Investors Continue Gradual Pullback

September 23, 2014

Investors are gradually pulling out of the housing market after helping to propel it to double-digit gains in 2012 and 2013.

Twelve percent of existing-home purchases in August were made by individual investors, a drop from 16 percent a year ago, according to the National Association of REALTORS®' latest housing report. During the housing crisis, investors had been making up nearly one-third of home purchases, and in some markets, even more than half.

Why are they leaving the market now?

"Investors are concerned with a potential rise in interest rates," says Lawrence Yun, NAR's chief economist. "It makes it less attractive in a rising interest rate environment."

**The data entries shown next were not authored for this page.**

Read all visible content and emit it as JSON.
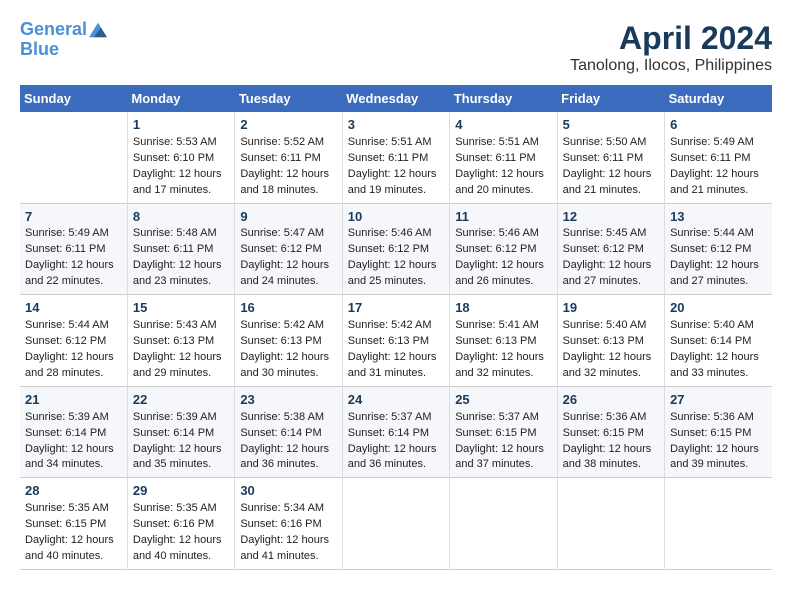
{
  "header": {
    "logo_line1": "General",
    "logo_line2": "Blue",
    "month": "April 2024",
    "location": "Tanolong, Ilocos, Philippines"
  },
  "weekdays": [
    "Sunday",
    "Monday",
    "Tuesday",
    "Wednesday",
    "Thursday",
    "Friday",
    "Saturday"
  ],
  "weeks": [
    [
      {
        "day": "",
        "sunrise": "",
        "sunset": "",
        "daylight": ""
      },
      {
        "day": "1",
        "sunrise": "Sunrise: 5:53 AM",
        "sunset": "Sunset: 6:10 PM",
        "daylight": "Daylight: 12 hours and 17 minutes."
      },
      {
        "day": "2",
        "sunrise": "Sunrise: 5:52 AM",
        "sunset": "Sunset: 6:11 PM",
        "daylight": "Daylight: 12 hours and 18 minutes."
      },
      {
        "day": "3",
        "sunrise": "Sunrise: 5:51 AM",
        "sunset": "Sunset: 6:11 PM",
        "daylight": "Daylight: 12 hours and 19 minutes."
      },
      {
        "day": "4",
        "sunrise": "Sunrise: 5:51 AM",
        "sunset": "Sunset: 6:11 PM",
        "daylight": "Daylight: 12 hours and 20 minutes."
      },
      {
        "day": "5",
        "sunrise": "Sunrise: 5:50 AM",
        "sunset": "Sunset: 6:11 PM",
        "daylight": "Daylight: 12 hours and 21 minutes."
      },
      {
        "day": "6",
        "sunrise": "Sunrise: 5:49 AM",
        "sunset": "Sunset: 6:11 PM",
        "daylight": "Daylight: 12 hours and 21 minutes."
      }
    ],
    [
      {
        "day": "7",
        "sunrise": "Sunrise: 5:49 AM",
        "sunset": "Sunset: 6:11 PM",
        "daylight": "Daylight: 12 hours and 22 minutes."
      },
      {
        "day": "8",
        "sunrise": "Sunrise: 5:48 AM",
        "sunset": "Sunset: 6:11 PM",
        "daylight": "Daylight: 12 hours and 23 minutes."
      },
      {
        "day": "9",
        "sunrise": "Sunrise: 5:47 AM",
        "sunset": "Sunset: 6:12 PM",
        "daylight": "Daylight: 12 hours and 24 minutes."
      },
      {
        "day": "10",
        "sunrise": "Sunrise: 5:46 AM",
        "sunset": "Sunset: 6:12 PM",
        "daylight": "Daylight: 12 hours and 25 minutes."
      },
      {
        "day": "11",
        "sunrise": "Sunrise: 5:46 AM",
        "sunset": "Sunset: 6:12 PM",
        "daylight": "Daylight: 12 hours and 26 minutes."
      },
      {
        "day": "12",
        "sunrise": "Sunrise: 5:45 AM",
        "sunset": "Sunset: 6:12 PM",
        "daylight": "Daylight: 12 hours and 27 minutes."
      },
      {
        "day": "13",
        "sunrise": "Sunrise: 5:44 AM",
        "sunset": "Sunset: 6:12 PM",
        "daylight": "Daylight: 12 hours and 27 minutes."
      }
    ],
    [
      {
        "day": "14",
        "sunrise": "Sunrise: 5:44 AM",
        "sunset": "Sunset: 6:12 PM",
        "daylight": "Daylight: 12 hours and 28 minutes."
      },
      {
        "day": "15",
        "sunrise": "Sunrise: 5:43 AM",
        "sunset": "Sunset: 6:13 PM",
        "daylight": "Daylight: 12 hours and 29 minutes."
      },
      {
        "day": "16",
        "sunrise": "Sunrise: 5:42 AM",
        "sunset": "Sunset: 6:13 PM",
        "daylight": "Daylight: 12 hours and 30 minutes."
      },
      {
        "day": "17",
        "sunrise": "Sunrise: 5:42 AM",
        "sunset": "Sunset: 6:13 PM",
        "daylight": "Daylight: 12 hours and 31 minutes."
      },
      {
        "day": "18",
        "sunrise": "Sunrise: 5:41 AM",
        "sunset": "Sunset: 6:13 PM",
        "daylight": "Daylight: 12 hours and 32 minutes."
      },
      {
        "day": "19",
        "sunrise": "Sunrise: 5:40 AM",
        "sunset": "Sunset: 6:13 PM",
        "daylight": "Daylight: 12 hours and 32 minutes."
      },
      {
        "day": "20",
        "sunrise": "Sunrise: 5:40 AM",
        "sunset": "Sunset: 6:14 PM",
        "daylight": "Daylight: 12 hours and 33 minutes."
      }
    ],
    [
      {
        "day": "21",
        "sunrise": "Sunrise: 5:39 AM",
        "sunset": "Sunset: 6:14 PM",
        "daylight": "Daylight: 12 hours and 34 minutes."
      },
      {
        "day": "22",
        "sunrise": "Sunrise: 5:39 AM",
        "sunset": "Sunset: 6:14 PM",
        "daylight": "Daylight: 12 hours and 35 minutes."
      },
      {
        "day": "23",
        "sunrise": "Sunrise: 5:38 AM",
        "sunset": "Sunset: 6:14 PM",
        "daylight": "Daylight: 12 hours and 36 minutes."
      },
      {
        "day": "24",
        "sunrise": "Sunrise: 5:37 AM",
        "sunset": "Sunset: 6:14 PM",
        "daylight": "Daylight: 12 hours and 36 minutes."
      },
      {
        "day": "25",
        "sunrise": "Sunrise: 5:37 AM",
        "sunset": "Sunset: 6:15 PM",
        "daylight": "Daylight: 12 hours and 37 minutes."
      },
      {
        "day": "26",
        "sunrise": "Sunrise: 5:36 AM",
        "sunset": "Sunset: 6:15 PM",
        "daylight": "Daylight: 12 hours and 38 minutes."
      },
      {
        "day": "27",
        "sunrise": "Sunrise: 5:36 AM",
        "sunset": "Sunset: 6:15 PM",
        "daylight": "Daylight: 12 hours and 39 minutes."
      }
    ],
    [
      {
        "day": "28",
        "sunrise": "Sunrise: 5:35 AM",
        "sunset": "Sunset: 6:15 PM",
        "daylight": "Daylight: 12 hours and 40 minutes."
      },
      {
        "day": "29",
        "sunrise": "Sunrise: 5:35 AM",
        "sunset": "Sunset: 6:16 PM",
        "daylight": "Daylight: 12 hours and 40 minutes."
      },
      {
        "day": "30",
        "sunrise": "Sunrise: 5:34 AM",
        "sunset": "Sunset: 6:16 PM",
        "daylight": "Daylight: 12 hours and 41 minutes."
      },
      {
        "day": "",
        "sunrise": "",
        "sunset": "",
        "daylight": ""
      },
      {
        "day": "",
        "sunrise": "",
        "sunset": "",
        "daylight": ""
      },
      {
        "day": "",
        "sunrise": "",
        "sunset": "",
        "daylight": ""
      },
      {
        "day": "",
        "sunrise": "",
        "sunset": "",
        "daylight": ""
      }
    ]
  ]
}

Home prices increased last year, and values are up nearly 5 percent from a year ago. Coupled with that, the number of distressed properties — which investors long have been attracted to for the deep discounts — have also fallen.

Some real estate professionals hope that less competition from investors will bring first-time home buyers back into the market.

"The reduction in appetite from investors has put a temporary lid on home sales that has yet to be offset by the first-time home buyer," writes Peter Boockvar, chief market analyst with the Lindsey Group. Overall, existing-home sales dropped 1.8 percent in August from July, according to NAR.

While they're lessening their buying sprees, investors appear to be holding onto the properties they have purchased and are not rushing to sell, housing analysts say. Rents have risen more than 3 percent from a year ago.

"We are really happy with our portfolio of homes," Aaron Edelheit, CEO of Atlanta-based The American Home, told CNBC. "Our demand for rental properties is strong. We have 95 percent rented." Edelheit says the company would not likely be buying any more homes, but renting the ones they have. The company currently owns about 2,400 single-family rental homes.